Working more than the required hours constitutes overtime – and you should be paid accordingly. The accepted rate per hour is one and one-half times your regular rate of pay for up to 12 hours. The rate doubles above 12 hours.
California employment laws protect employees significantly. However, some employers violate them. Here are two wage and hour violations to keep in mind:
1. Not paying the minimum wage
The Industrial Welfare Commission (IWC) changed the California minimum wage as of January 1, 2022. Employers with 25 employees or fewer are now required to pay a minimum wage of $14 per hour and those with 26 or more employees are to pay $15 per hour.
If your employer is paying you under the stated amounts, they may be violating your employee rights. As of January 2023, the rates will change effectively to $15 for both sectors.
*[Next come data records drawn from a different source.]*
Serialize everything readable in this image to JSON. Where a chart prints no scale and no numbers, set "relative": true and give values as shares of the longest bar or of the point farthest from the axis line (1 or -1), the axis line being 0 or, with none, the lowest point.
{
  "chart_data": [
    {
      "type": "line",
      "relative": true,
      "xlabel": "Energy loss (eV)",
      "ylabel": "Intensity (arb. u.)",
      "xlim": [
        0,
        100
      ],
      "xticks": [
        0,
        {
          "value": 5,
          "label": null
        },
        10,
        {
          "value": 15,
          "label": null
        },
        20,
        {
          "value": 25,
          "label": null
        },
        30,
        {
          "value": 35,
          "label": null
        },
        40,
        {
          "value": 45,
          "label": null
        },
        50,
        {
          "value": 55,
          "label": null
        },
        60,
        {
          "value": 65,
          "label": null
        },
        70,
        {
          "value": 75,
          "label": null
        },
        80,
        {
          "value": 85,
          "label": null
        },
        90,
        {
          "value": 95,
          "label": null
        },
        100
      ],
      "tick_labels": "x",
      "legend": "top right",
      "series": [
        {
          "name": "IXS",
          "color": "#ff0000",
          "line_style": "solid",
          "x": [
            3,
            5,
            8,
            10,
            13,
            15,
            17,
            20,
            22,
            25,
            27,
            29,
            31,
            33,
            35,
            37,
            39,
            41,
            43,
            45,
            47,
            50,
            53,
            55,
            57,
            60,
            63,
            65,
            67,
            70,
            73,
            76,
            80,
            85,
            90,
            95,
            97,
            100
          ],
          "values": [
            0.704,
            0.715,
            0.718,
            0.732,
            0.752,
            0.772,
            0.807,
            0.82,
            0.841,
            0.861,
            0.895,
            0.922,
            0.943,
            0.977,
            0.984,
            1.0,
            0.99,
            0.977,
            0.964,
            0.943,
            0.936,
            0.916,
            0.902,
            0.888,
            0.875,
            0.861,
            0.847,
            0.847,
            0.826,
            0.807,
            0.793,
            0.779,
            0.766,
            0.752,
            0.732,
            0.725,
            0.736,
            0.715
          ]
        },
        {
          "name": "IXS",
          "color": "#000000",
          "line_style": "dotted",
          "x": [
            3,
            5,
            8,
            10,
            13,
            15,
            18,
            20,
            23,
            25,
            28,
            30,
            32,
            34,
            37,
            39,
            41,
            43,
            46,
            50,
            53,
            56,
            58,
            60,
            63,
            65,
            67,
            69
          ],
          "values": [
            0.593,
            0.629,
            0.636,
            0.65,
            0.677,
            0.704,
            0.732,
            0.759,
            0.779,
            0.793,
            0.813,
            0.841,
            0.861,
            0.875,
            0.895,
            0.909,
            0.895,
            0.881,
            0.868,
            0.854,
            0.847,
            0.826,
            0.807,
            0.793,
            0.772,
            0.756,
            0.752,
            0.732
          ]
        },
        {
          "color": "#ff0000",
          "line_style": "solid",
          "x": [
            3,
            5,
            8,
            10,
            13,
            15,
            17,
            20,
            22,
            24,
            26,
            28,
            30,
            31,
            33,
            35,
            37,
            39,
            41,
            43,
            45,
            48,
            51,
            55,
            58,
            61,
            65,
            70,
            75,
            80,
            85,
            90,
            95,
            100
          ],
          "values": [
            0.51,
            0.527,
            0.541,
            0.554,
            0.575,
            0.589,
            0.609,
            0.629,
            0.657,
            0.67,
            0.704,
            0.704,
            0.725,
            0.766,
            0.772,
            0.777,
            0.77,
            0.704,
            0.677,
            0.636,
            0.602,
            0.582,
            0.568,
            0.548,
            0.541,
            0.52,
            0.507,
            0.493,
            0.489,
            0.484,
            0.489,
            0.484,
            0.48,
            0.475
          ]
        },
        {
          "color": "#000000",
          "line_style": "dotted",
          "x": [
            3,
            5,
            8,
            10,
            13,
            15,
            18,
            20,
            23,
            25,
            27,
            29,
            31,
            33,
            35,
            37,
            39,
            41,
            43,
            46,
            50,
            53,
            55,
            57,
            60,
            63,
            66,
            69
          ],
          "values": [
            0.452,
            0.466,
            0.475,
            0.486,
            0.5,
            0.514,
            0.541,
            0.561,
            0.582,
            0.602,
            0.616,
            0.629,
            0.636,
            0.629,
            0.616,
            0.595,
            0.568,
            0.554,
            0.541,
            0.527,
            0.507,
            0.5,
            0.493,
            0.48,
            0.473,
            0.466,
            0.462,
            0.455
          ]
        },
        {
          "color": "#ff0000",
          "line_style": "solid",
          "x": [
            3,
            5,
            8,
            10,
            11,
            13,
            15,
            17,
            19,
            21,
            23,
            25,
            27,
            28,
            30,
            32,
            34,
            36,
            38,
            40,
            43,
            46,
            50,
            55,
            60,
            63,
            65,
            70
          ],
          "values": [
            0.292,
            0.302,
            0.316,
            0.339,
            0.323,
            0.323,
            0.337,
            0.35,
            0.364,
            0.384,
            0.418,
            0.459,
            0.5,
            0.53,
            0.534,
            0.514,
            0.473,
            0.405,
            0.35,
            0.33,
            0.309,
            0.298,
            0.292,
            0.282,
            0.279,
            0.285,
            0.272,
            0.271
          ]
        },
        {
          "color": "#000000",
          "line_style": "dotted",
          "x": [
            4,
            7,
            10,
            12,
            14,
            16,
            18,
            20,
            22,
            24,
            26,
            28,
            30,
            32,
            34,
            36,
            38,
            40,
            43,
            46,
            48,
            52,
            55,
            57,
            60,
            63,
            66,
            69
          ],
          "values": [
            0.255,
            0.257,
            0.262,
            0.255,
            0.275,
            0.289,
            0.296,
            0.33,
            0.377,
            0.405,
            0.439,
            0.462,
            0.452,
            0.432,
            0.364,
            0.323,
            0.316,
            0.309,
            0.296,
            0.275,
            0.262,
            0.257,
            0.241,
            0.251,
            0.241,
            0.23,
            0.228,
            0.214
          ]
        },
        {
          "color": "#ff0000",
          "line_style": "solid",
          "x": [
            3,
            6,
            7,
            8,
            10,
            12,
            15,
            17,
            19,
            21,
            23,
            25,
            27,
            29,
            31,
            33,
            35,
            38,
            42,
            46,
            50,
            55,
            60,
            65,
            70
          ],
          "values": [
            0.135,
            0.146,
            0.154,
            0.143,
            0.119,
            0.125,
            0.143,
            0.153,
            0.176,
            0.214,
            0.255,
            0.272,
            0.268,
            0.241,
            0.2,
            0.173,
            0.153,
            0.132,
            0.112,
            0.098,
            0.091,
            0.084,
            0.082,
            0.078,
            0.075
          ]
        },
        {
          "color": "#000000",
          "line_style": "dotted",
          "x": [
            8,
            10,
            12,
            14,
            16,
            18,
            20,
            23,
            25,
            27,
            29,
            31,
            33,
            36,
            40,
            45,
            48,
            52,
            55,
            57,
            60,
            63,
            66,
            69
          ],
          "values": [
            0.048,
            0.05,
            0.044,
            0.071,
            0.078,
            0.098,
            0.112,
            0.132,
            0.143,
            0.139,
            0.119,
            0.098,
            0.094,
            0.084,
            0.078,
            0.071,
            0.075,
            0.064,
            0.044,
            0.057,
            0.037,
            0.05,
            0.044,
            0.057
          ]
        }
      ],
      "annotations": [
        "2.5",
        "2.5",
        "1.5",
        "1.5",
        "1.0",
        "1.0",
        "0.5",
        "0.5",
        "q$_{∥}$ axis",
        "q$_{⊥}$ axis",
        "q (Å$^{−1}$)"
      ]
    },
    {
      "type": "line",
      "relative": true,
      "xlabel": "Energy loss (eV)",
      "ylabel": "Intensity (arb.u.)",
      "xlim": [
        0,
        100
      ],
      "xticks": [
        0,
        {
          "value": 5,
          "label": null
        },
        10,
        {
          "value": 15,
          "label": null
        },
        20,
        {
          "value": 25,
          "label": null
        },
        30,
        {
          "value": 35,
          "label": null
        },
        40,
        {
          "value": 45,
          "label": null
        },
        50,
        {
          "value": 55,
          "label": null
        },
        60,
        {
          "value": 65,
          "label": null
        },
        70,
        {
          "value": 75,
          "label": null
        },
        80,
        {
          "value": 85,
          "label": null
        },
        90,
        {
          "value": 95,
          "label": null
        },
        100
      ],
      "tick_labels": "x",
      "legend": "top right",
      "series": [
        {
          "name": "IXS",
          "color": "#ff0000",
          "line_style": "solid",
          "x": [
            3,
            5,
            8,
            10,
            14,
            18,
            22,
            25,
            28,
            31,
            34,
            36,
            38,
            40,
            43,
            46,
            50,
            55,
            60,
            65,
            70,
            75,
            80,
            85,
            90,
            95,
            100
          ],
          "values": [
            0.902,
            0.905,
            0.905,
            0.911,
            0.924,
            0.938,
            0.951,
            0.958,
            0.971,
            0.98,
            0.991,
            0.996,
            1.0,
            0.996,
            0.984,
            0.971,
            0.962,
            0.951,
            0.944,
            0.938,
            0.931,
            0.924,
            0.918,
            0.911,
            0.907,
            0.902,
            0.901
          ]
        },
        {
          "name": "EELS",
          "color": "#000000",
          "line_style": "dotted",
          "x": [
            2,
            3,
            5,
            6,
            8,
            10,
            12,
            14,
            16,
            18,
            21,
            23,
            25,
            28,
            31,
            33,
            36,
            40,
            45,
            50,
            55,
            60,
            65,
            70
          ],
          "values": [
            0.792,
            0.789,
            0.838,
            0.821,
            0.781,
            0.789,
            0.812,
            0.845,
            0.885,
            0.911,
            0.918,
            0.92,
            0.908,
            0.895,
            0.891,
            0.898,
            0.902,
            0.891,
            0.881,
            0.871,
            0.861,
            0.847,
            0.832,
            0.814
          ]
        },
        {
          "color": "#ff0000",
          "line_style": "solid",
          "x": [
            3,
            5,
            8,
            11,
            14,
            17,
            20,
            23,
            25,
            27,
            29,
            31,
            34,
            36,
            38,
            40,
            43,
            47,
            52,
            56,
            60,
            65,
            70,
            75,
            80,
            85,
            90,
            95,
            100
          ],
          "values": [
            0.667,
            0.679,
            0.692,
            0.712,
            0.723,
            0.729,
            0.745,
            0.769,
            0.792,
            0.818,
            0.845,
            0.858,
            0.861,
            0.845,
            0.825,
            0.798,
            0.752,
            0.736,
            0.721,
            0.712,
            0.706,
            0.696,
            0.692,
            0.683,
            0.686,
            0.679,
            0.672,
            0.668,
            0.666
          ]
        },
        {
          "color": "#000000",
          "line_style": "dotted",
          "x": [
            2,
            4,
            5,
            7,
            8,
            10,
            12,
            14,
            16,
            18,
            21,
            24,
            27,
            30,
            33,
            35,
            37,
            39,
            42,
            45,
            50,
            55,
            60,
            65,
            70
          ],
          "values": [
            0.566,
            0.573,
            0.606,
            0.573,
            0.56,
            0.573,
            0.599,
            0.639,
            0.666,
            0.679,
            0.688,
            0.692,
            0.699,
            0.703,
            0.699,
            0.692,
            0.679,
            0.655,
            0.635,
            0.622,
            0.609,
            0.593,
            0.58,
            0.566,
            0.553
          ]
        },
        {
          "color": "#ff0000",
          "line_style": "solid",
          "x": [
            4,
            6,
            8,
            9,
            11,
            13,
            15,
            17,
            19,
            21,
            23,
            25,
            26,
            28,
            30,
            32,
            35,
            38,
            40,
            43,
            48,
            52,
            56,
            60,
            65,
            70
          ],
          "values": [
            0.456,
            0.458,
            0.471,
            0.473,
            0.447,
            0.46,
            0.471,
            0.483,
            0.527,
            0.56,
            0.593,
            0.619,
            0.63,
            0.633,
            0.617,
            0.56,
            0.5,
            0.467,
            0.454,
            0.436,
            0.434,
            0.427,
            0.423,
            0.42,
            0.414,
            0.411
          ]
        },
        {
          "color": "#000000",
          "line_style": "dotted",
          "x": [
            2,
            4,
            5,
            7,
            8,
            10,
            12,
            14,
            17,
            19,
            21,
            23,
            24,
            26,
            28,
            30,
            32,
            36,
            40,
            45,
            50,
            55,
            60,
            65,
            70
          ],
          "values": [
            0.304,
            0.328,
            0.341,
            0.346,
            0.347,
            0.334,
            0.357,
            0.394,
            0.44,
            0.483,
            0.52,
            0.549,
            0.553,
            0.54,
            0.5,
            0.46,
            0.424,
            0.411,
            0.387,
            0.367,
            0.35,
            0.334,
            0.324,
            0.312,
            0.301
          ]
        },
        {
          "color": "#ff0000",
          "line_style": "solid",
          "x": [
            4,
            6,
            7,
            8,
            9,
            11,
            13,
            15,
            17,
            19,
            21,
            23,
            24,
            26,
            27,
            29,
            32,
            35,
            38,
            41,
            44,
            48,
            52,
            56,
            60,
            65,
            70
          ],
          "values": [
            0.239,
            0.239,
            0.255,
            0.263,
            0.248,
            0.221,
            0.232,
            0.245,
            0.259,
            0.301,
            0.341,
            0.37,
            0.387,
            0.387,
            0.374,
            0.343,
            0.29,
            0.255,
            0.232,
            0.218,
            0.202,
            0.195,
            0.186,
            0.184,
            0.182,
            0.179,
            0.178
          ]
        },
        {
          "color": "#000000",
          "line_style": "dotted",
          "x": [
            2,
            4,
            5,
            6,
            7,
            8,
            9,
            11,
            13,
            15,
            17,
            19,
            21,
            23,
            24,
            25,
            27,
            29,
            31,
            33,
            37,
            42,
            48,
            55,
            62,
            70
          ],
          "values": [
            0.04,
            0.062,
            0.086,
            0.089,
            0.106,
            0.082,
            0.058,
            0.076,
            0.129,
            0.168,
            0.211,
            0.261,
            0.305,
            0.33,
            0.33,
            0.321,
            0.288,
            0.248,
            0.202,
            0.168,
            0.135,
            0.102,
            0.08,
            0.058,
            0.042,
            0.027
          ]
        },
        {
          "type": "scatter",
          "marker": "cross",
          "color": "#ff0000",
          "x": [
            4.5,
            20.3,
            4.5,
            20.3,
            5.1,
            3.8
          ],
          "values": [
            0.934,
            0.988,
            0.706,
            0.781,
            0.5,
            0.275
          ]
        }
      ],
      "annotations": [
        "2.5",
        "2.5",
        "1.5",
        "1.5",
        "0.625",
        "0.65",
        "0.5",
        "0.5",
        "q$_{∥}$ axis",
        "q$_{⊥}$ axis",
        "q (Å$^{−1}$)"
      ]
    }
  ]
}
2. Wage reduction without discussions
Lawful wage deductions are to be expressed in writing by an employee. You can opt to have some money deducted from your salary to cover insurance premiums, retirement plans and other contributions. Your employer can also deduct your wages when required by federal or state law.
It is unlawful, however, for your employer to reduce your wages for things they require you to do as part of your job. Examples include medical and physical examinations, taking photographs, wearing uniforms and, in some situations, lodging and meals. Your employer should also reimburse you for expenses or losses you incurred in the line of duty.
Work and hours violations are more common than most employees believe. If this happens to you, it will be best to consider all your legal options.